Oninit® Log Ripper — Grafana & Prometheus

The ripper exposes capture health as Prometheus metrics. Drop-in provisioning files + curated dashboards ship in the package so an operator can wire the ripper into Grafana with no JSON authoring. This page covers the metric set, the install path for two datasource flavors (Prometheus or the Oninit Grafana plugin), the panels in each dashboard, and the operator playbook for the SLO signals.

The /metrics endpoint

An embedded HTTP server inside the ripper serves /metrics in Prometheus text-exposition format v0.0.4 and /healthz for orchestrator liveness probes. The endpoint is default-disabled: the ripper opens no listening sockets unless monitoring.prometheus.port is non-zero. Enable in the YAML:

monitoring:
  prometheus:
    port: 9091
    bind: "0.0.0.0"   # 127.0.0.1 to keep loopback-only

Default bind is 127.0.0.1 — a fresh enable carries no external attack surface. Set 0.0.0.0 to allow a Prometheus server on a different host to scrape; wrap with a reverse proxy (nginx / haproxy / Caddy) if the link crosses an untrusted network.
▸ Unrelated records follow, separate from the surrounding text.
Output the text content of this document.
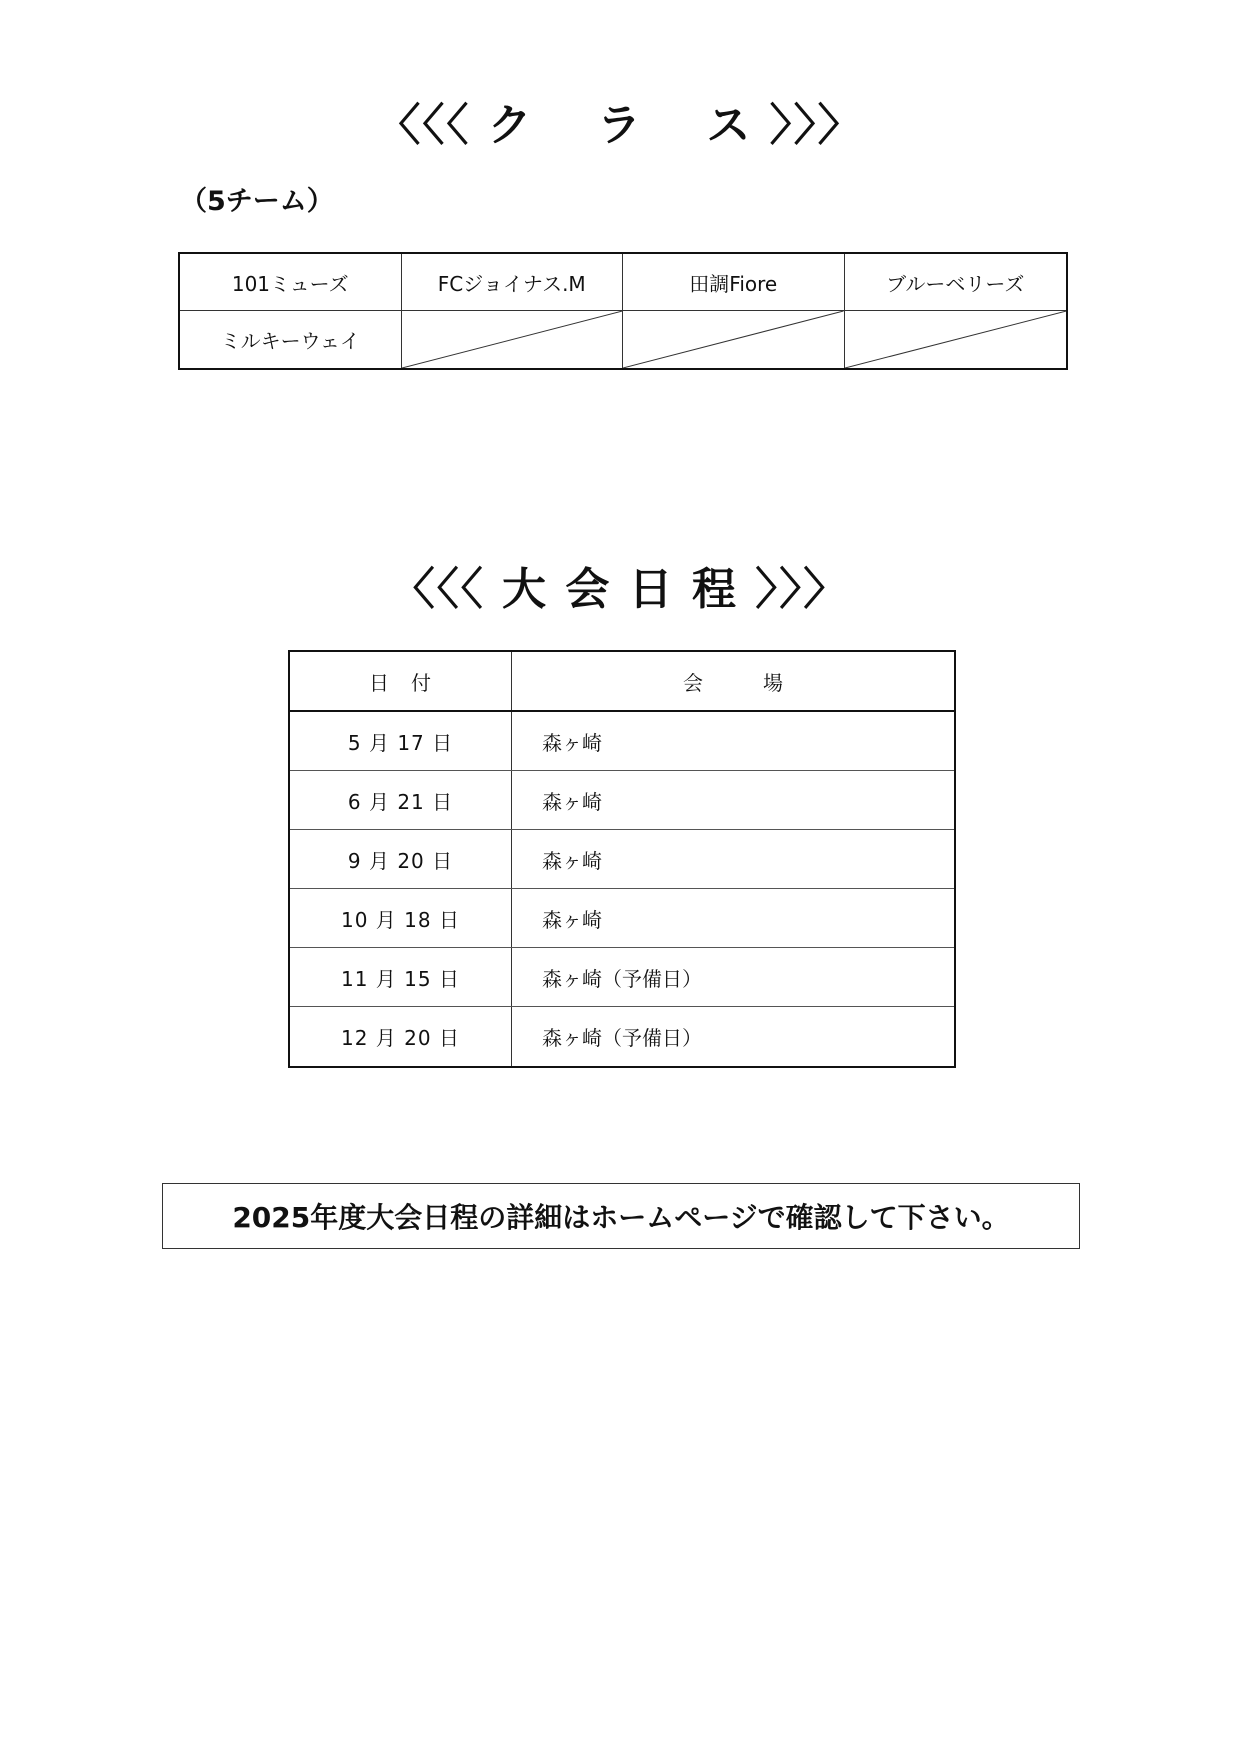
〈〈〈 ク　 ラ　 ス 〉〉〉
（5チーム）
101ミューズ	FCジョイナス.M	田調Fiore	ブルーベリーズ
ミルキーウェイ
〈〈〈 大 会 日 程 〉〉〉
日　付	会　　　場
5 月 17 日	森ヶ崎
6 月 21 日	森ヶ崎
9 月 20 日	森ヶ崎
10 月 18 日	森ヶ崎
11 月 15 日	森ヶ崎（予備日）
12 月 20 日	森ヶ崎（予備日）
2025年度大会日程の詳細はホームページで確認して下さい。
The embedded server is plain HTTP, no TLS, no authentication — tunnel it.

Metric families

Five families ship in v1, all named with the oni_logripper_ prefix per CNCF Prometheus naming convention:

oni_logripper_build_info — gauge, labels version. Constant 1, advertises the running ripper version. Use as the info metric in Grafana’s build-info stat.
oni_logripper_records_total — counter, labels worker, op. Records emitted, broken down per worker per op ∈ insert / update / delete / truncate / discard. The discard bucket is the early-warning signal: any non-zero rate means CDC is falling behind log recycling.
oni_logripper_lag_seconds — gauge, labels worker. Source wall-clock minus this worker’s last seen transaction timestamp. 0 if no transaction has been captured yet. The primary SLO signal.
oni_logripper_recovery_count — counter, labels worker. How many times this worker has restarted its CDC session via cdc_activatesess after an ifx_lo_read failure. Sustained non-zero rate points at network instability between ripper and source.
oni_logripper_worker_running — gauge, labels worker. 1 if the worker thread is actively running, 0 if stopped. Sum across workers for the “expected vs actual” comparison.

Sample scrape:

$ curl -s http://ripper-host:9091/metrics
# HELP oni_logripper_build_info Constant 1 with build metadata labels.
# TYPE oni_logripper_build_info gauge
oni_logripper_build_info{version="1.0.0"} 1
# HELP oni_logripper_records_total Records emitted per worker per op.
# TYPE oni_logripper_records_total counter
oni_logripper_records_total{worker="0",op="insert"} 1234
oni_logripper_records_total{worker="0",op="update"} 567
oni_logripper_records_total{worker="0",op="delete"} 12
oni_logripper_records_total{worker="0",op="truncate"} 0
oni_logripper_records_total{worker="0",op="discard"} 0
oni_logripper_records_total{worker="1",op="insert"} 845
oni_logripper_records_total{worker="1",op="update"} 230
# HELP oni_logripper_lag_seconds Real-time capture lag in seconds.
# TYPE oni_logripper_lag_seconds gauge
oni_logripper_lag_seconds{worker="0"} 3
oni_logripper_lag_seconds{worker="1"} 2
# HELP oni_logripper_recovery_count Worker recovery attempts.
# TYPE oni_logripper_recovery_count counter
oni_logripper_recovery_count{worker="0"} 0
oni_logripper_recovery_count{worker="1"} 0
# HELP oni_logripper_worker_running 1 if worker is running, 0 otherwise.
# TYPE oni_logripper_worker_running gauge
oni_logripper_worker_running{worker="0"} 1
oni_logripper_worker_running{worker="1"} 1

/healthz liveness probe

/healthz returns HTTP 200 with body OK when every worker reports error == 0, otherwise HTTP 503 with body UNHEALTHY. Standard shape for orchestrator liveness probes.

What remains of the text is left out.